サキ独特の甘くいい匂いの体臭とボディーソープの混ざった匂いが鼻腔を擽り、同時にピクピクと小さく震える振動が感じ取れる。だがサキは俺を払い除けることなく、むしろどこか嬉しそうに、俺の腕をその小さな手で握りしめていた。
「びっくりさせないでよ……バカ」
「だからごめんって先に謝ったろ? つい、抱きしめたくなったんだよ」
「なにそれ。そんなの、ずるいよ」
ずるい? まあ確かに身動きが取れないサキに後ろから急に抱きつくなんて、少しずるかったかもな。
「じゃあこれ、やめた方がいいか……?」
俺がそう問いかけると、サキは少し間を置いて……そして俯きながら、小さく首を横に振った。
「いいよ。特別に、抱きしめられててあげる……」
「ん。やっぱサキは可愛いな。耳真っ赤だぞ」
「……そういうのは、気づいてても言っちゃダメなのに。和人は、女心が分かってないなぁ」
少し照れ臭くて。でも、やっぱり幸せで。そんな時間をお湯が冷め始める頃まで続けた俺たちは、こうして初めての二人風呂を終えたのだった。
◇◆◇◆
「「あ〝あ〝あ〝あ〝あ〝〜〜〜〜〜」」
扇風機の風が俺たちの身体の熱を下げ、冷ましていく。一度限界まで上がった体温を涼しい風で下げていくこの感覚には、どうにも中毒性があって仕方ない。
「涼しい〜〜!」
半袖のTシャツ一枚でラフな格好になりながらふにゃふにゃの顔でそう呟くサキには、なんだか俺しか知らない一面という感じがあってとても新鮮だった。
「いやぁ、お湯浸かりすぎたなぁ。もう俺フラフラだぁ」
「私もぉ〜」
つい先程の時間が幸せすぎて、俺たちはのぼせる寸前まで湯船に浸かり続けていた。幸せだと感じていたのは俺だけではなかったようで、お互いに出たくないという気持ちからつい、限界を迎える寸前まで楽しんでしまったのだ。

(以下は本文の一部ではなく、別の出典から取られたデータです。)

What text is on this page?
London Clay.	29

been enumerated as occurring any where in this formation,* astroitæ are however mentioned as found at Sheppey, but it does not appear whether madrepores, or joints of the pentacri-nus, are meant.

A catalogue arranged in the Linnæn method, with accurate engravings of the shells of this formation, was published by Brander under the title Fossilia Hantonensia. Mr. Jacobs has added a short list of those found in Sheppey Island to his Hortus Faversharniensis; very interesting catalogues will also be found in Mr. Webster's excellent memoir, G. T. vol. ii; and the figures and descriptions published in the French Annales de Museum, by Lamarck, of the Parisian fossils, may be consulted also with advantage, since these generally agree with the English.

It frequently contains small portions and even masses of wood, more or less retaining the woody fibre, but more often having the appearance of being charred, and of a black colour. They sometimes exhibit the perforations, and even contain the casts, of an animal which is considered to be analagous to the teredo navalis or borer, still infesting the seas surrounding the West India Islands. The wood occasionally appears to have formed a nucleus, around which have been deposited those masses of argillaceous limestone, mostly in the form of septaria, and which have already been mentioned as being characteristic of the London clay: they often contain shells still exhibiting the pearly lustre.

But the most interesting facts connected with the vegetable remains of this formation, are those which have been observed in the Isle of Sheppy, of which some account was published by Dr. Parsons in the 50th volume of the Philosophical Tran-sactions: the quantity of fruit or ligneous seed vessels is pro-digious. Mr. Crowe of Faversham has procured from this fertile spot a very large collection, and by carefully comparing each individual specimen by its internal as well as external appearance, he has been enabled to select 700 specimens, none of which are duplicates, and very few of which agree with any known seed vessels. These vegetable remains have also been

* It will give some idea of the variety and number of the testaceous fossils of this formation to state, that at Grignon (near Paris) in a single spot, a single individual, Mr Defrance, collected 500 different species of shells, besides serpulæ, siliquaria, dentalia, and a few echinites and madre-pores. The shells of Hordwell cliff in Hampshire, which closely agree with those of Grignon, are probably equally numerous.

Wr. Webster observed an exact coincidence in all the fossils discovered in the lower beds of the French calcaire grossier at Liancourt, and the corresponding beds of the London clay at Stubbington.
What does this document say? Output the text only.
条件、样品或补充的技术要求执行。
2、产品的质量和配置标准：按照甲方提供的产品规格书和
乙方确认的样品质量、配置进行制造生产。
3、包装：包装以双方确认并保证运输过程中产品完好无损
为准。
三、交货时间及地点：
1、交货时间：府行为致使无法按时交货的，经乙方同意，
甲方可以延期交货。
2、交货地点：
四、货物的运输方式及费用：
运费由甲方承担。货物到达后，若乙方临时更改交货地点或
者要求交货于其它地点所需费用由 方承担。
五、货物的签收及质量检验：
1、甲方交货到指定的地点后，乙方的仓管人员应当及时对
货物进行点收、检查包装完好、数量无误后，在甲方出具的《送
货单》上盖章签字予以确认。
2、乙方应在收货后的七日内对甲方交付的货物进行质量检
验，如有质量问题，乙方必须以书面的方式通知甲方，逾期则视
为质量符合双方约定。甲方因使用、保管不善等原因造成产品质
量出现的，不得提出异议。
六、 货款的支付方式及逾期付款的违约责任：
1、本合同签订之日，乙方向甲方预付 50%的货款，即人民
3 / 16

「和人、全然私のこと離してくれないんだもんねぇ。これからはこうならないよう、ちゃんと気をつけようね?」
「ん〜〜……ん?」
つい聞き流しそうになったが、今こいつ変なこと言わなかったか? なんか俺には、二人で入浴するのに次の機会がまだあるように聞こえたが。
「なあサキ? これからは、って……」
「ふえぇ? これからはこれからだよぉ。その、私も気持ちよかったし、さ。毎日は流石にダメだけど、そうだね……週に一回とかなら、また一緒に入ろうよ」
「マジですかサキさんっ!!」
「マジですよ和人さん〜♪ あ、でもえっちなことはまだ、ダメだからね……?」
「まだ!?」
そ、そそそそそれってつまり、いつかはそういうことをしてもいいということか!?
「ふふっ。あ、私アイス食べよ〜っと♪」
「あ、サキさん待って!?」
結局その答えははぐらかされてしまったが、サキの中にも俺との関係を更に深めようという意識が、確かに芽生えて……そして、大きくなっているような気がした。
(はぁ……なんなんだよ、もう)
まあ、焦る必要はないか。俺たちは俺たちのペースで……ゆったり、のんびりでも進んでいければ、それでいいのだから。